Thousands of Syrian anti-government protesters rallied against President Bashar al-Assad on Friday in cities across the country, DPA reported.
In the central city of Hama, thousands took to the streets after the weekly noon prayers, the Local Coordination Committees of Syria (LCC) said on its website.
Protesters in the city of Homs, south of Hama, carried banners denouncing a dialogue with the regime and demanding that it be toppled.
In the town of Dael, in the southern province of Daraa, about 3,000 protesters chanted, "Leave, leave!" the LCC said.
More than 8,000 demonstrated in front of Qasmo Mosque in the north-eastern town of al-Qamishli, according to the LCC, which has documented the protests and published names of those killed or detained during the popular uprising.
Protesters had vowed mass rallies in what they dubbed the "Friday of Departure," as they have done every Friday since mid-March, when the demonstrations began calling for greater freedoms and al-Assad's ouster.
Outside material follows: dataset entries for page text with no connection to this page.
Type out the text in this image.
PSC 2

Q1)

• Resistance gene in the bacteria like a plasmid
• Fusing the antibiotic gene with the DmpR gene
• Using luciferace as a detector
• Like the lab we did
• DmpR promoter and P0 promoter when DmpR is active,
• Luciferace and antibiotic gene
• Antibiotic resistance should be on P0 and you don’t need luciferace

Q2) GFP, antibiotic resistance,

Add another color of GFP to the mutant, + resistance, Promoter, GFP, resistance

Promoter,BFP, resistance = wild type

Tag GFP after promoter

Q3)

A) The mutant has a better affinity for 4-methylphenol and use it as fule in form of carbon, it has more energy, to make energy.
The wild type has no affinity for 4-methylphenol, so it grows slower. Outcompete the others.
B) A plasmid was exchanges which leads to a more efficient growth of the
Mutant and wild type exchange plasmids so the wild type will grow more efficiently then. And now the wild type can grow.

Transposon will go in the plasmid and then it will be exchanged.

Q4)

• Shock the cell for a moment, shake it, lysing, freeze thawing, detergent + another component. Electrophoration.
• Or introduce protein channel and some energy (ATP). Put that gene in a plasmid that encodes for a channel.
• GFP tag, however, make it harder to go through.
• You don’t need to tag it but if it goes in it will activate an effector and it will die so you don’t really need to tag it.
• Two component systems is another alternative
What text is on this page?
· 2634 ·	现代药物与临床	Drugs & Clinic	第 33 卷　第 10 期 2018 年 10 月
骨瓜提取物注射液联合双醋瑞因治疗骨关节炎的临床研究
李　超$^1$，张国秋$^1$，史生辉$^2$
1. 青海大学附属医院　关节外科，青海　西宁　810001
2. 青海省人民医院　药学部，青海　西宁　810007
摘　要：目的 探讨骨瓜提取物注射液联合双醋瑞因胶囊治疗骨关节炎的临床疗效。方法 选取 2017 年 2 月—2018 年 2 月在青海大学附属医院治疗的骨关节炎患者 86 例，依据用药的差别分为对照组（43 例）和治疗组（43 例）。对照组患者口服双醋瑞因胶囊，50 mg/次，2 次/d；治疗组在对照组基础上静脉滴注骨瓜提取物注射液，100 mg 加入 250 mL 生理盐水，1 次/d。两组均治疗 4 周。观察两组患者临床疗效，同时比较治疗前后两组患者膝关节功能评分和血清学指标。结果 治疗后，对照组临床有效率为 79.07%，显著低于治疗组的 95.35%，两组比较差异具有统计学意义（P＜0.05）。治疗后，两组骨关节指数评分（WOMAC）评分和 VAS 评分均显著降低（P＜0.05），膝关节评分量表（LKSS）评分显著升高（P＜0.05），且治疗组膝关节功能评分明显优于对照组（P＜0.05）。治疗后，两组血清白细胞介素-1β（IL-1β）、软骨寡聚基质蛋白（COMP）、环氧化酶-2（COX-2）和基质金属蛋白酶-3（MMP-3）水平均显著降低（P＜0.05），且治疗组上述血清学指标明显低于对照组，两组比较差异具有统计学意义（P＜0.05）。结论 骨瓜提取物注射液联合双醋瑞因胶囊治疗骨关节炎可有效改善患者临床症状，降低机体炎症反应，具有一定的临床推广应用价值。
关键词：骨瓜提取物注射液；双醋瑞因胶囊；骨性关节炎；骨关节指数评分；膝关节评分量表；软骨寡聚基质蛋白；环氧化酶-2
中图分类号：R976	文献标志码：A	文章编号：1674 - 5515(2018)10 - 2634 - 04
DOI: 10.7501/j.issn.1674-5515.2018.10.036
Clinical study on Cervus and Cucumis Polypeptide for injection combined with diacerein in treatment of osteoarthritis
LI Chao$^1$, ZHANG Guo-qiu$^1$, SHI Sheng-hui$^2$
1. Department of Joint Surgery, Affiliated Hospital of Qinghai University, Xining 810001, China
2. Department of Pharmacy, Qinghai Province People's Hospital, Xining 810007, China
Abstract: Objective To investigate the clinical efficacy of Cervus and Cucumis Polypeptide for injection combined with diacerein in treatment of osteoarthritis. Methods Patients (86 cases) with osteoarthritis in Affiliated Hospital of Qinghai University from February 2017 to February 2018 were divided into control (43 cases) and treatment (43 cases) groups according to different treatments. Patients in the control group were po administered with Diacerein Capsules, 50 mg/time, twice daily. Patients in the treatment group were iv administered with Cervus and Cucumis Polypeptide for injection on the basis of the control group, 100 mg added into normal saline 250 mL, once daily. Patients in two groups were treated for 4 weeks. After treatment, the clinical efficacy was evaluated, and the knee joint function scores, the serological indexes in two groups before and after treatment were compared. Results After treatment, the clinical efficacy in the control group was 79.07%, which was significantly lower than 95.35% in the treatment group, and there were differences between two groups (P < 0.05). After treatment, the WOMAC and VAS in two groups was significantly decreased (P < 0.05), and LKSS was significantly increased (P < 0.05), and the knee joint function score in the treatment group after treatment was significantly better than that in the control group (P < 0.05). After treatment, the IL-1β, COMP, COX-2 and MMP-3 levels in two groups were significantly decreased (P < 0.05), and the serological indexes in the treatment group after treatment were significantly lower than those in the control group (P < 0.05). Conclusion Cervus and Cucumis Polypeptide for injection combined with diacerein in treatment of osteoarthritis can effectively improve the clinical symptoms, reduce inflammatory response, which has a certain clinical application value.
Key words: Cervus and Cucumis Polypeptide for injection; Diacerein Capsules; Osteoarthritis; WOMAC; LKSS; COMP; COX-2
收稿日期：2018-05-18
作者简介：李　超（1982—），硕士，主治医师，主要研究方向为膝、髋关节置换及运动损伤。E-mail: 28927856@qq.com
More than 1,300 people have died and 10,000 have been detained nationwide in the government crackdown on protesters, according to human rights groups. Hundreds of security personnel have also been killed.
The official SANA news agency reported that the army had freed a group of officers and soldiers who were seized Tuesday by a terrorist group.
But an activist near the Turkish border rejected the report, and said that six officers and 18 soldiers contacted his group because they had defected and wanted to know which roads to take to escape to Turkey.
But the army caught up with the alleged defectors, and 16 of them were killed in the ensuing clashes, while the rest were detained, the activist said, adding that most roads leading to the Turkish borders were now controlled by government forces.
Al-Assad's regime has been criticized by many countries over the violence against protesters.
"The Syrian government is running out of time," US Secretary of State Hillary Rodham Clinton said Thursday.
"They are either going to allow a serious political process that will include peaceful protests to take place throughout Syria and engage in a productive dialogue with members of the opposition and civil society, or they're going to continue to see increasingly organized resistance," Clinton said.